Golden Gate Photo - Yellowstone Gallery - Page 2
Fine Art Photography from Yellowstone National Park, Wyoming.


Grand Prismatic Spring

Grand Prismatic Spring

At 250 feet (75 meters) by 300 feet (90 meters), Grand Prismatic Spring, located in the Midway Geyser Basin, is the largest hot spring in Yellowstone National Park, and the third largest in the world, after two larger ones in New Zealand. It's 160oF (70 oC) and up to 160 feet (50 meters) deep. The brilliant colors are the result of thermophilic cyanobacteria growing in the near-boiling waters. In the foreground, those are the hoof prints of bison that have visited the area. In the background is evidence of the forest fires that ravaged the park back in 1988.

Print No. A01NW-38-4

Old Faithful

Old Faithful Geyser

The famous Old Faithful Geyser is located in the Upper Geyser Basin Area.
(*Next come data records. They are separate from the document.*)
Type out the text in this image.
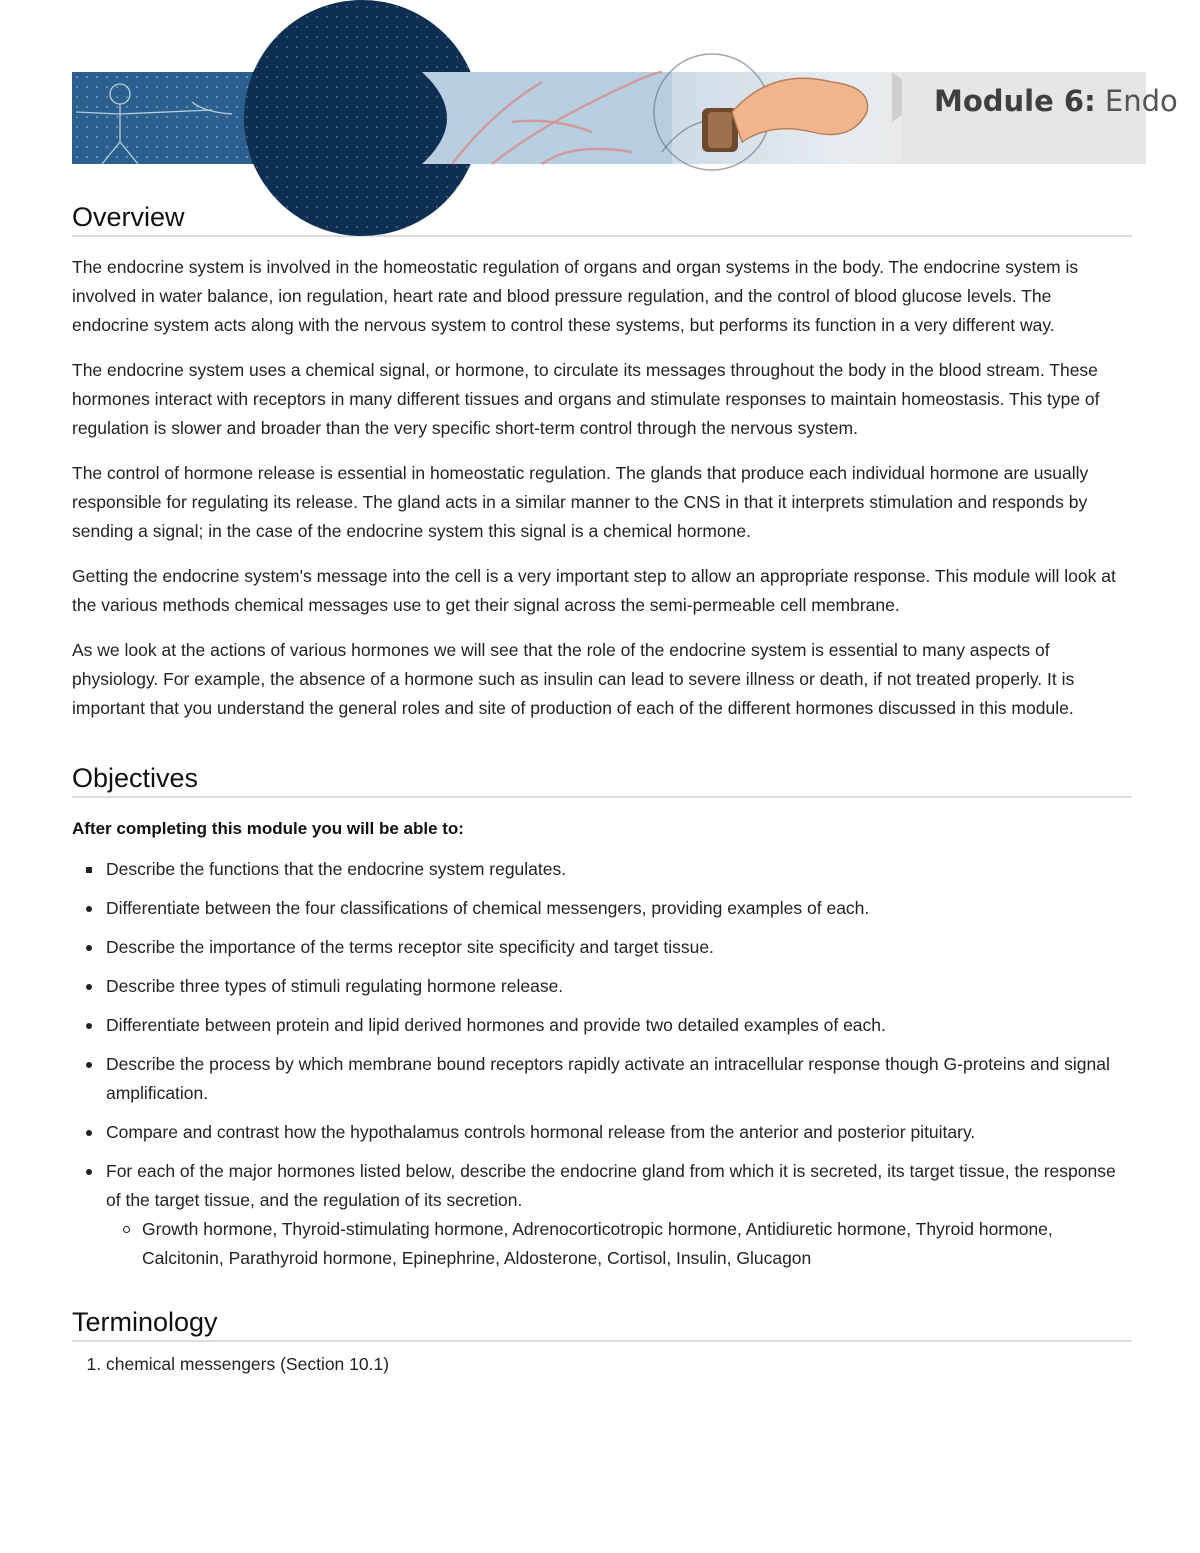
Module 6: Endo
Overview

The endocrine system is involved in the homeostatic regulation of organs and organ systems in the body. The endocrine system is involved in water balance, ion regulation, heart rate and blood pressure regulation, and the control of blood glucose levels. The endocrine system acts along with the nervous system to control these systems, but performs its function in a very different way.

The endocrine system uses a chemical signal, or hormone, to circulate its messages throughout the body in the blood stream. These hormones interact with receptors in many different tissues and organs and stimulate responses to maintain homeostasis. This type of regulation is slower and broader than the very specific short-term control through the nervous system.

The control of hormone release is essential in homeostatic regulation. The glands that produce each individual hormone are usually responsible for regulating its release. The gland acts in a similar manner to the CNS in that it interprets stimulation and responds by sending a signal; in the case of the endocrine system this signal is a chemical hormone.

Getting the endocrine system's message into the cell is a very important step to allow an appropriate response. This module will look at the various methods chemical messages use to get their signal across the semi-permeable cell membrane.

As we look at the actions of various hormones we will see that the role of the endocrine system is essential to many aspects of physiology. For example, the absence of a hormone such as insulin can lead to severe illness or death, if not treated properly. It is important that you understand the general roles and site of production of each of the different hormones discussed in this module.

Objectives

After completing this module you will be able to:

Describe the functions that the endocrine system regulates.
Differentiate between the four classifications of chemical messengers, providing examples of each.
Describe the importance of the terms receptor site specificity and target tissue.
Describe three types of stimuli regulating hormone release.
Differentiate between protein and lipid derived hormones and provide two detailed examples of each.
Describe the process by which membrane bound receptors rapidly activate an intracellular response though G-proteins and signal amplification.
Compare and contrast how the hypothalamus controls hormonal release from the anterior and posterior pituitary.
For each of the major hormones listed below, describe the endocrine gland from which it is secreted, its target tissue, the response of the target tissue, and the regulation of its secretion.
Growth hormone, Thyroid-stimulating hormone, Adrenocorticotropic hormone, Antidiuretic hormone, Thyroid hormone, Calcitonin, Parathyroid hormone, Epinephrine, Aldosterone, Cortisol, Insulin, Glucagon
Terminology
1. chemical messengers (Section 10.1)
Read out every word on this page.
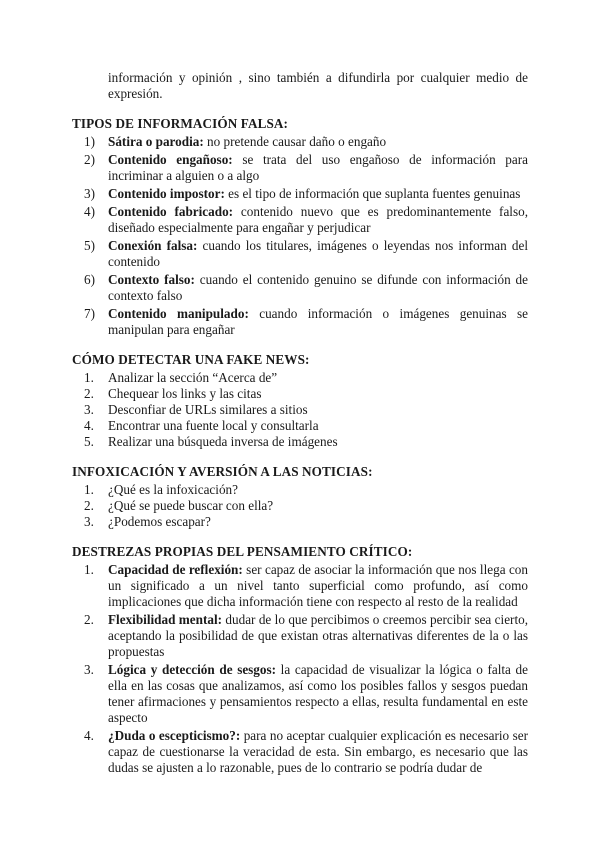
información y opinión , sino también a difundirla por cualquier medio de expresión.

TIPOS DE INFORMACIÓN FALSA:
1) Sátira o parodia: no pretende causar daño o engaño
2) Contenido engañoso: se trata del uso engañoso de información para incriminar a alguien o a algo
3) Contenido impostor: es el tipo de información que suplanta fuentes genuinas
4) Contenido fabricado: contenido nuevo que es predominantemente falso, diseñado especialmente para engañar y perjudicar
5) Conexión falsa: cuando los titulares, imágenes o leyendas nos informan del contenido
6) Contexto falso: cuando el contenido genuino se difunde con información de contexto falso
7) Contenido manipulado: cuando información o imágenes genuinas se manipulan para engañar
CÓMO DETECTAR UNA FAKE NEWS:
1.	Analizar la sección “Acerca de”
2.	Chequear los links y las citas
3.	Desconfiar de URLs similares a sitios
4.	Encontrar una fuente local y consultarla
5.	Realizar una búsqueda inversa de imágenes
INFOXICACIÓN Y AVERSIÓN A LAS NOTICIAS:
1.	¿Qué es la infoxicación?
2.	¿Qué se puede buscar con ella?
3.	¿Podemos escapar?
DESTREZAS PROPIAS DEL PENSAMIENTO CRÍTICO:
1.	Capacidad de reflexión: ser capaz de asociar la información que nos llega con un significado a un nivel tanto superficial como profundo, así como implicaciones que dicha información tiene con respecto al resto de la realidad
2.	Flexibilidad mental: dudar de lo que percibimos o creemos percibir sea cierto, aceptando la posibilidad de que existan otras alternativas diferentes de la o las propuestas
3.	Lógica y detección de sesgos: la capacidad de visualizar la lógica o falta de ella en las cosas que analizamos, así como los posibles fallos y sesgos puedan tener afirmaciones y pensamientos respecto a ellas, resulta fundamental en este aspecto
4.	¿Duda o escepticismo?: para no aceptar cualquier explicación es necesario ser capaz de cuestionarse la veracidad de esta. Sin embargo, es necesario que las dudas se ajusten a lo razonable, pues de lo contrario se podría dudar de
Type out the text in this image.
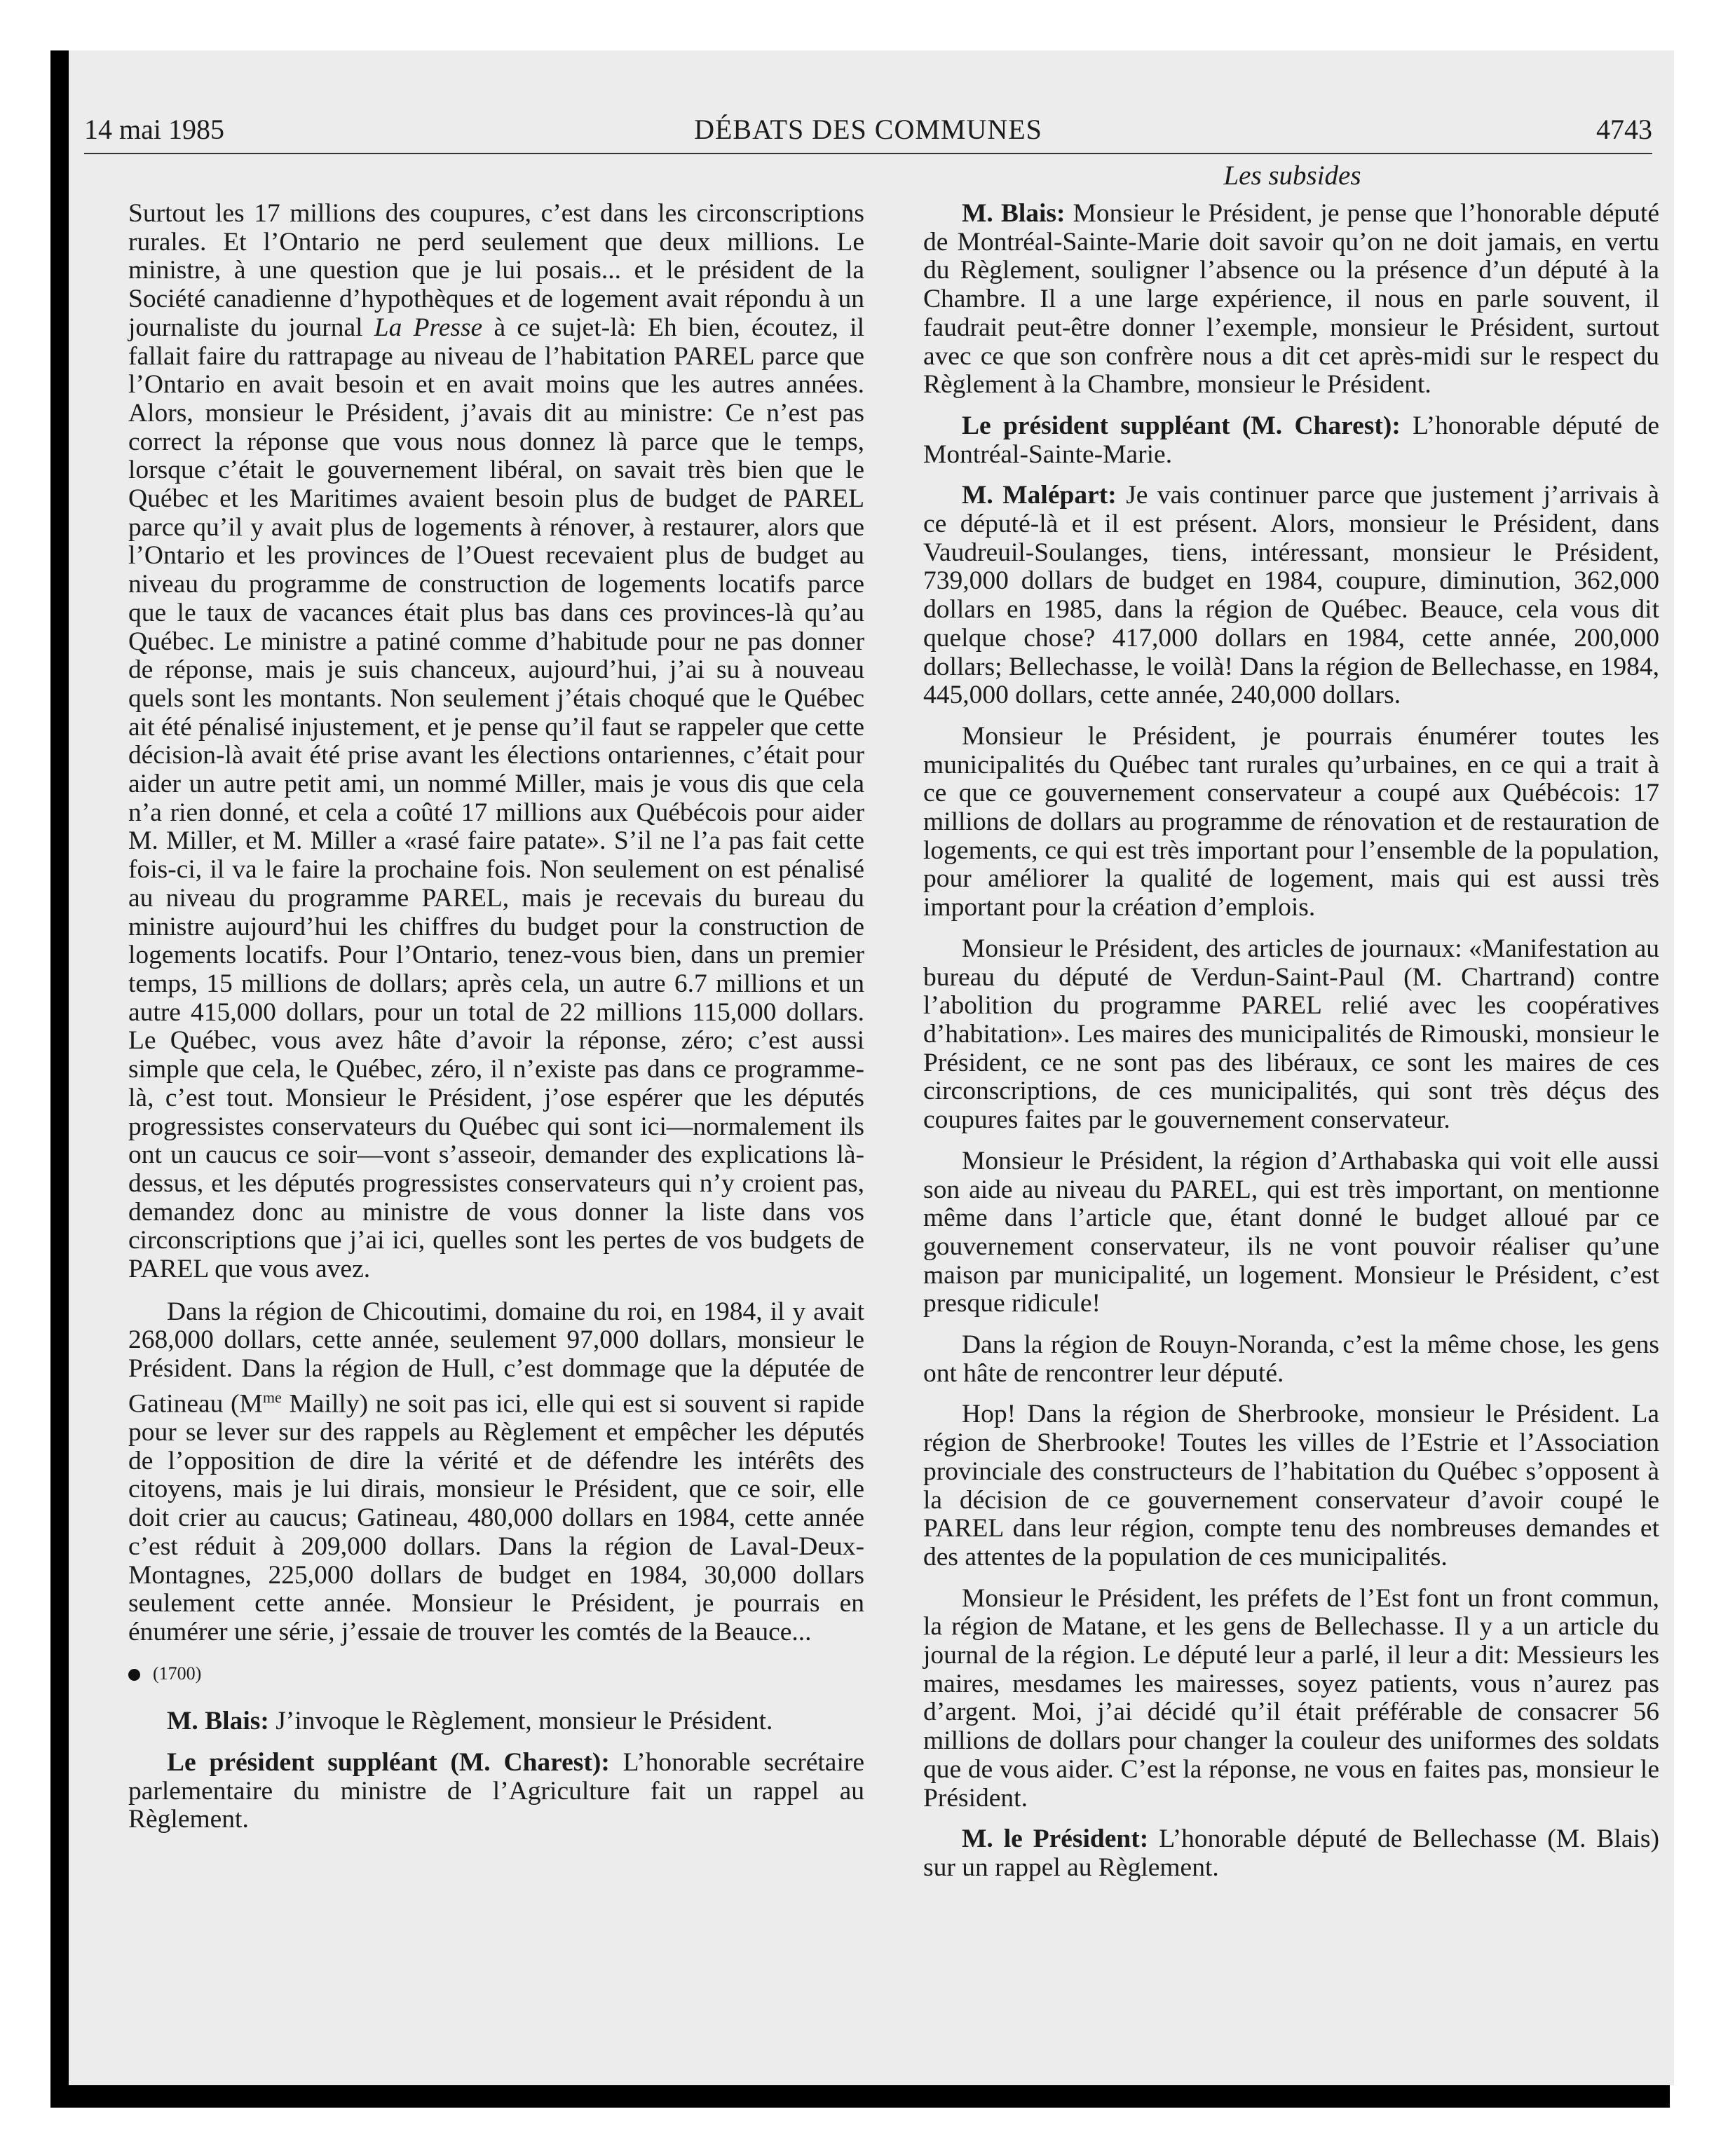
14 mai 1985	DÉBATS DES COMMUNES	4743
Les subsides

Surtout les 17 millions des coupures, c’est dans les circonscriptions rurales. Et l’Ontario ne perd seulement que deux millions. Le ministre, à une question que je lui posais... et le président de la Société canadienne d’hypothèques et de logement avait répondu à un journaliste du journal La Presse à ce sujet-là: Eh bien, écoutez, il fallait faire du rattrapage au niveau de l’habitation PAREL parce que l’Ontario en avait besoin et en avait moins que les autres années. Alors, monsieur le Président, j’avais dit au ministre: Ce n’est pas correct la réponse que vous nous donnez là parce que le temps, lorsque c’était le gouvernement libéral, on savait très bien que le Québec et les Maritimes avaient besoin plus de budget de PAREL parce qu’il y avait plus de logements à rénover, à restaurer, alors que l’Ontario et les provinces de l’Ouest recevaient plus de budget au niveau du programme de construction de logements locatifs parce que le taux de vacances était plus bas dans ces provinces-là qu’au Québec. Le ministre a patiné comme d’habitude pour ne pas donner de réponse, mais je suis chanceux, aujourd’hui, j’ai su à nouveau quels sont les montants. Non seulement j’étais choqué que le Québec ait été pénalisé injustement, et je pense qu’il faut se rappeler que cette décision-là avait été prise avant les élections ontariennes, c’était pour aider un autre petit ami, un nommé Miller, mais je vous dis que cela n’a rien donné, et cela a coûté 17 millions aux Québécois pour aider M. Miller, et M. Miller a «rasé faire patate». S’il ne l’a pas fait cette fois-ci, il va le faire la prochaine fois. Non seulement on est pénalisé au niveau du programme PAREL, mais je recevais du bureau du ministre aujourd’hui les chiffres du budget pour la construction de logements locatifs. Pour l’Ontario, tenez-vous bien, dans un premier temps, 15 millions de dollars; après cela, un autre 6.7 millions et un autre 415,000 dollars, pour un total de 22 millions 115,000 dollars. Le Québec, vous avez hâte d’avoir la réponse, zéro; c’est aussi simple que cela, le Québec, zéro, il n’existe pas dans ce programme-là, c’est tout. Monsieur le Président, j’ose espérer que les députés progressistes conservateurs du Québec qui sont ici—normalement ils ont un caucus ce soir—vont s’asseoir, demander des explications là-dessus, et les députés progressistes conservateurs qui n’y croient pas, demandez donc au ministre de vous donner la liste dans vos circonscriptions que j’ai ici, quelles sont les pertes de vos budgets de PAREL que vous avez.

Dans la région de Chicoutimi, domaine du roi, en 1984, il y avait 268,000 dollars, cette année, seulement 97,000 dollars, monsieur le Président. Dans la région de Hull, c’est dommage que la députée de Gatineau ($M^{me}$ Mailly) ne soit pas ici, elle qui est si souvent si rapide pour se lever sur des rappels au Règlement et empêcher les députés de l’opposition de dire la vérité et de défendre les intérêts des citoyens, mais je lui dirais, monsieur le Président, que ce soir, elle doit crier au caucus; Gatineau, 480,000 dollars en 1984, cette année c’est réduit à 209,000 dollars. Dans la région de Laval-Deux-Montagnes, 225,000 dollars de budget en 1984, 30,000 dollars seulement cette année. Monsieur le Président, je pourrais en énumérer une série, j’essaie de trouver les comtés de la Beauce...

(1700)

M. Blais: J’invoque le Règlement, monsieur le Président.

Le président suppléant (M. Charest): L’honorable secrétaire parlementaire du ministre de l’Agriculture fait un rappel au Règlement.

M. Blais: Monsieur le Président, je pense que l’honorable député de Montréal-Sainte-Marie doit savoir qu’on ne doit jamais, en vertu du Règlement, souligner l’absence ou la présence d’un député à la Chambre. Il a une large expérience, il nous en parle souvent, il faudrait peut-être donner l’exemple, monsieur le Président, surtout avec ce que son confrère nous a dit cet après-midi sur le respect du Règlement à la Chambre, monsieur le Président.

Le président suppléant (M. Charest): L’honorable député de Montréal-Sainte-Marie.

M. Malépart: Je vais continuer parce que justement j’arrivais à ce député-là et il est présent. Alors, monsieur le Président, dans Vaudreuil-Soulanges, tiens, intéressant, monsieur le Président, 739,000 dollars de budget en 1984, coupure, diminution, 362,000 dollars en 1985, dans la région de Québec. Beauce, cela vous dit quelque chose? 417,000 dollars en 1984, cette année, 200,000 dollars; Bellechasse, le voilà! Dans la région de Bellechasse, en 1984, 445,000 dollars, cette année, 240,000 dollars.

Monsieur le Président, je pourrais énumérer toutes les municipalités du Québec tant rurales qu’urbaines, en ce qui a trait à ce que ce gouvernement conservateur a coupé aux Québécois: 17 millions de dollars au programme de rénovation et de restauration de logements, ce qui est très important pour l’ensemble de la population, pour améliorer la qualité de logement, mais qui est aussi très important pour la création d’emplois.

Monsieur le Président, des articles de journaux: «Manifestation au bureau du député de Verdun-Saint-Paul (M. Chartrand) contre l’abolition du programme PAREL relié avec les coopératives d’habitation». Les maires des municipalités de Rimouski, monsieur le Président, ce ne sont pas des libéraux, ce sont les maires de ces circonscriptions, de ces municipalités, qui sont très déçus des coupures faites par le gouvernement conservateur.

Monsieur le Président, la région d’Arthabaska qui voit elle aussi son aide au niveau du PAREL, qui est très important, on mentionne même dans l’article que, étant donné le budget alloué par ce gouvernement conservateur, ils ne vont pouvoir réaliser qu’une maison par municipalité, un logement. Monsieur le Président, c’est presque ridicule!

Dans la région de Rouyn-Noranda, c’est la même chose, les gens ont hâte de rencontrer leur député.

Hop! Dans la région de Sherbrooke, monsieur le Président. La région de Sherbrooke! Toutes les villes de l’Estrie et l’Association provinciale des constructeurs de l’habitation du Québec s’opposent à la décision de ce gouvernement conservateur d’avoir coupé le PAREL dans leur région, compte tenu des nombreuses demandes et des attentes de la population de ces municipalités.

Monsieur le Président, les préfets de l’Est font un front commun, la région de Matane, et les gens de Bellechasse. Il y a un article du journal de la région. Le député leur a parlé, il leur a dit: Messieurs les maires, mesdames les mairesses, soyez patients, vous n’aurez pas d’argent. Moi, j’ai décidé qu’il était préférable de consacrer 56 millions de dollars pour changer la couleur des uniformes des soldats que de vous aider. C’est la réponse, ne vous en faites pas, monsieur le Président.

M. le Président: L’honorable député de Bellechasse (M. Blais) sur un rappel au Règlement.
This is one of the most recognized natural landmarks in the country. As of September 2001, it was erupting once approximately every 70 minutes, lasting a few minutes. Here is a time sequence of one eruption (488 Kb).

Print No. A01NW-40-5

Castle Geyser

Castle Geyser

Castle Geyser is located in the Upper Geyser Basin, just northwest of Old Faithful. As of September 2001, it was erupting once about every 9 to 11 hours. Although it does not erupt nearly as frequently as Old Faithful, the eruptions are more impressive, with a gushing water phase of about 20 minutes followed by a steam phase for about another 40 minutes. To the left of the geyser, you can see a minor vent also erupting.

Print No. A01NW-38-12

Pearl Geyser

Pearl Geyser

Pearl Geyser is located in the Norris Geyser Area, the oldest, hottest, and most acidic thermal area in Yellowstone. This geyser erupts infrequently, with water reaching up to 8 feet (2.4 meters) high. Earthquakes occur in this area, which lies at the intersection of three major faults. One result of these frequent earthquakes is that the geysers here are more unpredictable, changing their behavior from explosive to dormant or the other way around.

Print No. A01NW-29-10

Spasm Geyser, Clepsydra Geyser, and Brocken Specter

Spasm Geyser, Clepsydra Geyser, and Brocken Specter

The steam produced in the Lower Geyser Basin reflects the early morning Sun, resulting in a halo centered around the shadow of the camera (positioned in front of my head). The result is called a Brocken specter (AKA specter, or spectre of the Brocken). Spasm Geyser is in the foreground. Clepsydra Geyser is the one in the middle left producing the most steam.

Print No. A01NW-37-1

More images of haloes.

New Blue Spring

New Blue Spring

New Blue Spring is a part of the Mammoth Hot Springs Terraces. The terraces are deposits of travertine (calcium carbonate). The travertine originates from the strata of limestone below this area. Groundwater comes into contact with hot gases containing carbon dioxide to form a weak carbonic acid. This solution dissolves the ancient limestone and rises to the surface as hot springs. Once exposed to the atmosphere, the carbon dioxide escapes and the travertine is deposited.

Print No. A01NW-30-8

Orange Spring Mound

Orange Spring Mound

Orange Spring Mound is located in the upper part of the Mammoth Terraces. The streaks of color on the mound are due to the growth of thermophilic bacteria in the hot water. The large mound is the result of very slow water flow through several vents near its top, gradually building up the mound.